State Bank of Pakistan repaid deposit of US$ 1 billion to Abu Dhabi Fund for Development (ADFD) UAE on 23April2026. Deposits of $2.45 billion were repaid last week. This completes the repayment of total deposits of $3.45 billion to UAE.
— SBP (@StateBank_Pak) April 24, 2026
Breaking Down the $3.45 Billion Debt Repayment
The SBP announced the completion of the repayment through a post on X this morning. Pakistan transferred the final $1 billion tranche to the Abu Dhabi Fund for Development (ADFD) on April 23. Prior to this, the central bank cleared the initial $2.45 billion last week.
Initially, the UAE extended these funds back in 2019. The external financing support aimed to stabilize Pakistan’s balance of payments. However, Islamabad failed to secure a rollover agreement in March. This marked the first such failure in seven years. Consequently, concerns grew regarding near-term financing gaps. Despite these risks, officials decided to return the entire facility before the end of the month.
Current State of Foreign Reserves
Despite the massive outflow to the UAE, Pakistan’s foreign exchange position shows resilience. In a separate announcement, the SBP reported that total liquid foreign reserves stood at $20.63 billion as of April 17, 2026.
Furthermore, a significant cash injection from the Kingdom of Saudi Arabia recently bolstered these reserves. Pakistan received a $3 billion deposit from the Kingdom this month.

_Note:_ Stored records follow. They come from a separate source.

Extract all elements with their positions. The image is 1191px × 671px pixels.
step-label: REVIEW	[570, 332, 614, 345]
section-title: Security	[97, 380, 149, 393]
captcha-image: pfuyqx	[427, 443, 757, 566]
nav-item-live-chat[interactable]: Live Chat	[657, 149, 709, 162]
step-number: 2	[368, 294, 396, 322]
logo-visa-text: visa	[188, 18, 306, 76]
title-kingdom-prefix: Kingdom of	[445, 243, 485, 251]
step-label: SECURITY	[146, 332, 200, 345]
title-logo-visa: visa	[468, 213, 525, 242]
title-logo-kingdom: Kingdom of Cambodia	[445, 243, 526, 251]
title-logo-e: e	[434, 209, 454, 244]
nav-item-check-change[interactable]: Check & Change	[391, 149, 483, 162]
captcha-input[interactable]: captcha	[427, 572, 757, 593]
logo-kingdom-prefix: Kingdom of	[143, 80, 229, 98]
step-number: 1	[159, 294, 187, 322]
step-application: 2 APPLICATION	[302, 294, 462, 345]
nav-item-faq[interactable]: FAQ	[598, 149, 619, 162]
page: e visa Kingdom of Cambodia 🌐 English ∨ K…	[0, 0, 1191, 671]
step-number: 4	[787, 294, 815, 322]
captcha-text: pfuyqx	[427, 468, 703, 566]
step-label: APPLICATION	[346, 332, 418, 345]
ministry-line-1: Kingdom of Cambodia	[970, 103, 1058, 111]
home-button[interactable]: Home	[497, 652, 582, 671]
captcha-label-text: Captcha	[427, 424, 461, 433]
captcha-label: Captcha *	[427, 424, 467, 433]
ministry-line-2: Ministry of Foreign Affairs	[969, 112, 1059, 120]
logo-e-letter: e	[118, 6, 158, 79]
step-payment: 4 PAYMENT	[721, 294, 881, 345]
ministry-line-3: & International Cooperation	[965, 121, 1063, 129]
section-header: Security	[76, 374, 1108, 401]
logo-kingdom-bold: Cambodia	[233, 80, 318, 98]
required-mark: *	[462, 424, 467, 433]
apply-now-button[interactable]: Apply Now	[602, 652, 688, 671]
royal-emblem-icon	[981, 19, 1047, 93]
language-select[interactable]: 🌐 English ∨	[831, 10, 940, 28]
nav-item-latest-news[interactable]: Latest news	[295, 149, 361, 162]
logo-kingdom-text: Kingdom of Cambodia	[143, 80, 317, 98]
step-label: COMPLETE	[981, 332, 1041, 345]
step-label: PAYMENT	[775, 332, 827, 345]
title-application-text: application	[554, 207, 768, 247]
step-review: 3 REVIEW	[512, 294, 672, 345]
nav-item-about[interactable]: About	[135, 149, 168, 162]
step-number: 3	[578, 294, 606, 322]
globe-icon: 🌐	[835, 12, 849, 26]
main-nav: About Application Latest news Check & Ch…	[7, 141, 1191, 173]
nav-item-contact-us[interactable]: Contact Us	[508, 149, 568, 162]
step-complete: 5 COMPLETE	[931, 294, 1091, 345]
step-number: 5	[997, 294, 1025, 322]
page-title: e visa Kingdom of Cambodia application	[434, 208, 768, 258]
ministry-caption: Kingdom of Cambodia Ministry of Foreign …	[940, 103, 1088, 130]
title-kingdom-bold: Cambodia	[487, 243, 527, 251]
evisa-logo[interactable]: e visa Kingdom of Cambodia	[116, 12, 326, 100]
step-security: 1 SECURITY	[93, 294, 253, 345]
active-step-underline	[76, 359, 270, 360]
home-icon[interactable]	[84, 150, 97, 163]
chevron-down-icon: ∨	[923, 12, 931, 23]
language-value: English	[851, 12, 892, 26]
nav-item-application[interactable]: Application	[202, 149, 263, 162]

Saudi authorities disbursed the funds in two distinct tranches. The central bank received the second $1 billion tranche just days ago, on April 21.
Economic Outlook & IMF Reforms
Currently, Pakistan’s foreign exchange position remains under heavy pressure. Nevertheless, it forms a crucial part of a broader macroeconomic stabilization effort. These efforts align strictly with IMF-supported reforms. Moving forward, analysts warn that external financing risks persist. Volatile energy prices and constrained global capital markets remain key vulnerabilities for the country’s economic trajectory.